Cuatro décadas después, otro capitán argentino tiene la oportunidad de escribir una nueva página dorada. Lionel Messi podría convertirse este mismo día en el máximo goleador de la historia de los Mundiales si logra marcar ante Austria por la segunda fecha del Grupo J del Mundial 2026.
Una marca para la eternidad
Luego del triplete conseguido en el debut frente a Argelia, Messi alcanzó los 16 goles mundialistas e igualó el récord que hasta ahora pertenecía al alemán Miroslav Klose.
Si convierte ante Austria, quedará en soledad en la cima de la tabla histórica de goleadores de la Copa del Mundo, una marca que parecía inalcanzable y que ahora está a solo un gol de distancia.
El legado de Diego y la continuidad de Leo
El simbolismo de la fecha no pasa desapercibido.
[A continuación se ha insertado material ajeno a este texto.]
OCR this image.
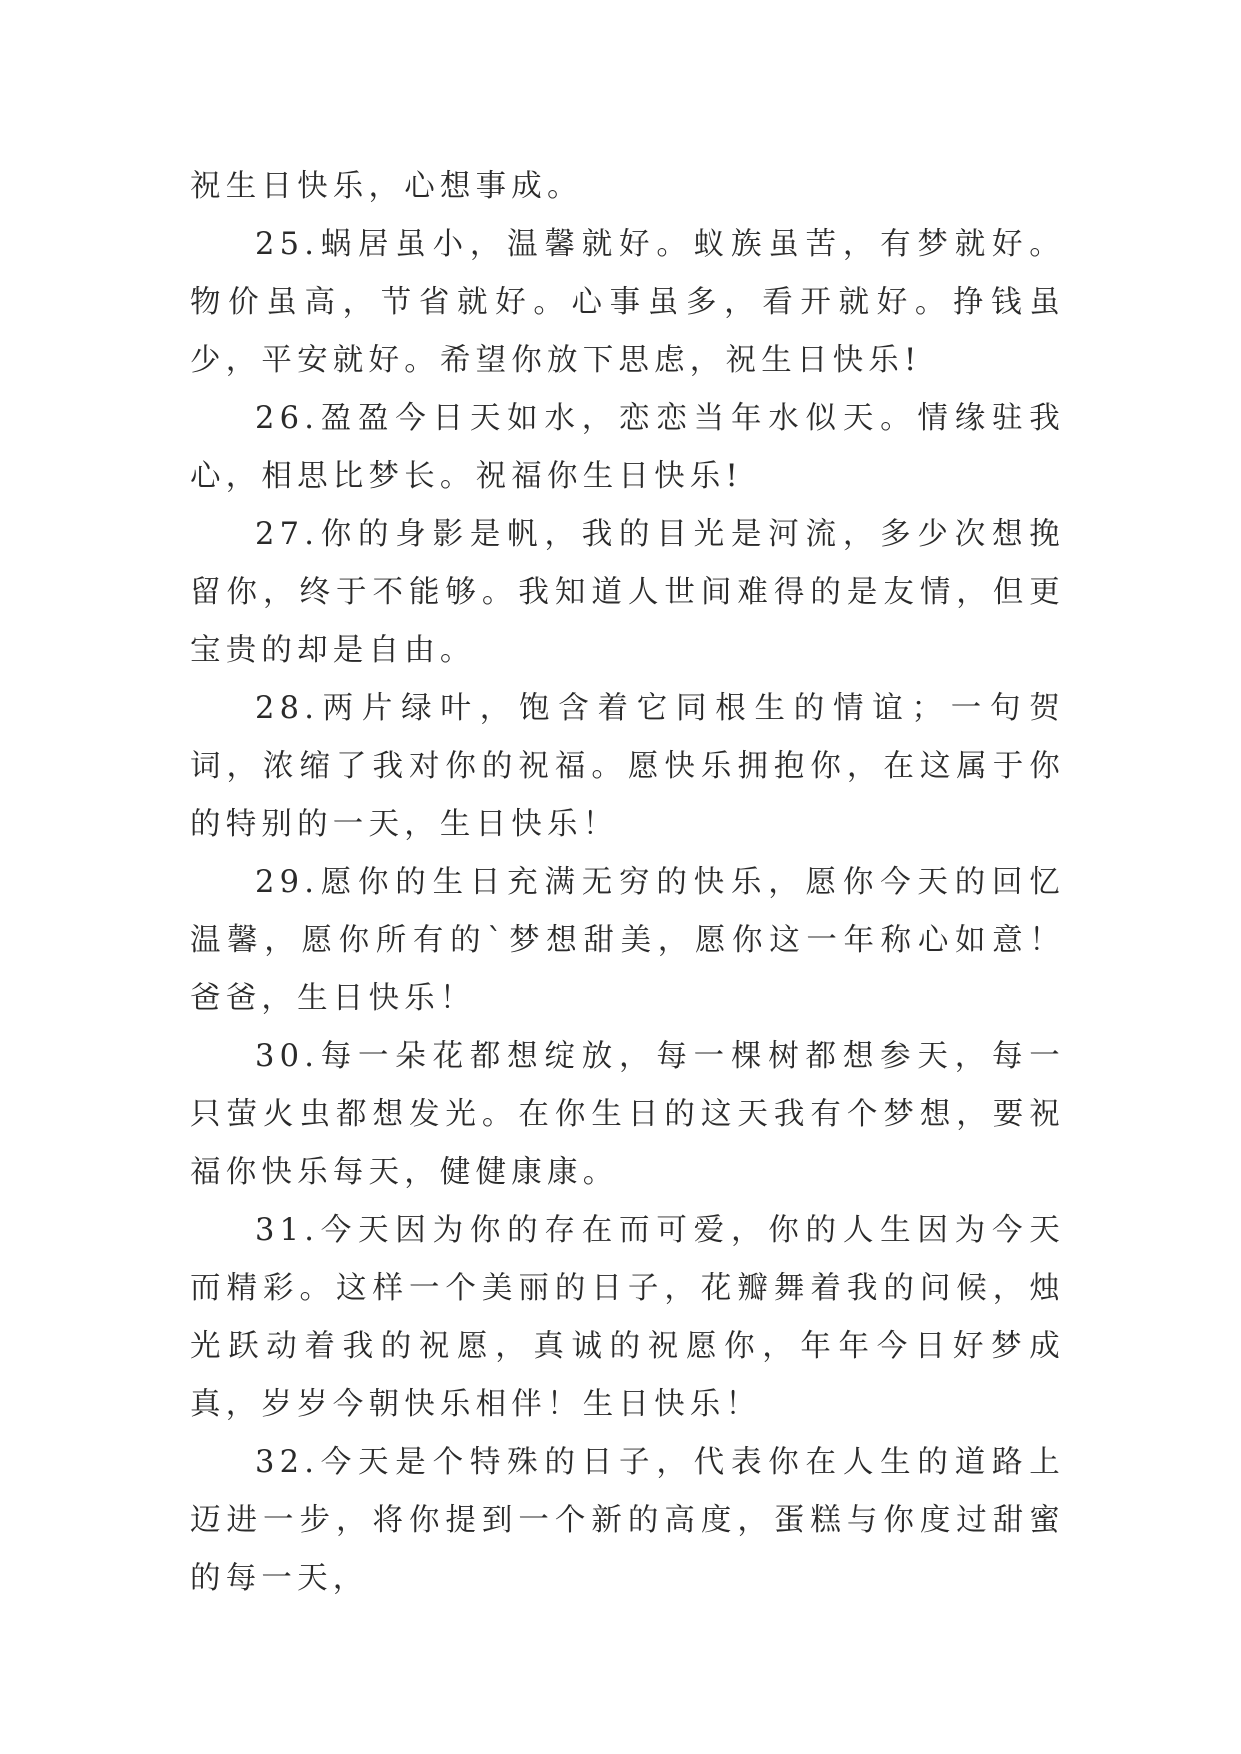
祝生日快乐，心想事成。

25.蜗居虽小，温馨就好。蚁族虽苦，有梦就好。物价虽高，节省就好。心事虽多，看开就好。挣钱虽少，平安就好。希望你放下思虑，祝生日快乐!

26.盈盈今日天如水，恋恋当年水似天。情缘驻我心，相思比梦长。祝福你生日快乐!

27.你的身影是帆，我的目光是河流，多少次想挽留你，终于不能够。我知道人世间难得的是友情，但更宝贵的却是自由。

28.两片绿叶，饱含着它同根生的情谊；一句贺词，浓缩了我对你的祝福。愿快乐拥抱你，在这属于你的特别的一天，生日快乐！

29.愿你的生日充满无穷的快乐，愿你今天的回忆温馨，愿你所有的`梦想甜美，愿你这一年称心如意！爸爸，生日快乐！

30.每一朵花都想绽放，每一棵树都想参天，每一只萤火虫都想发光。在你生日的这天我有个梦想，要祝福你快乐每天，健健康康。

31.今天因为你的存在而可爱，你的人生因为今天而精彩。这样一个美丽的日子，花瓣舞着我的问候，烛光跃动着我的祝愿，真诚的祝愿你，年年今日好梦成真，岁岁今朝快乐相伴！生日快乐！

32.今天是个特殊的日子，代表你在人生的道路上迈进一步，将你提到一个新的高度，蛋糕与你度过甜蜜的每一天，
El 22 de junio de 1986, Maradona protagonizó una de las actuaciones más recordadas de la historia del deporte. Primero abrió el marcador con la polémica «Mano de Dios» y, apenas unos minutos después, dejó una obra maestra: arrancó desde mitad de cancha, eludió a cinco rivales y definió ante el arquero inglés para anotar el que muchos consideran el mejor gol de todos los tiempos.
Hoy, cuarenta años después, Messi tiene la oportunidad de homenajear aquel legado con otro hito histórico, llevando aún más lejos la historia de la camiseta argentina.
Argentina busca la clasificación
Más allá del récord individual, el encuentro ante Austria tiene una enorme importancia deportiva. Una victoria dejaría a la Selección Argentina muy cerca de asegurar el primer puesto del Grupo J y la clasificación a los dieciseisavos de final.
El partido se disputará desde las 14 (hora argentina) en Dallas, con millones de hinchas pendientes de una nueva función de Messi, el hombre que sigue rompiendo barreras y construyendo una carrera irrepetible.
A cuarenta años de la magia de Maradona, el fútbol argentino vuelve a ilusionarse con otro capítulo eterno.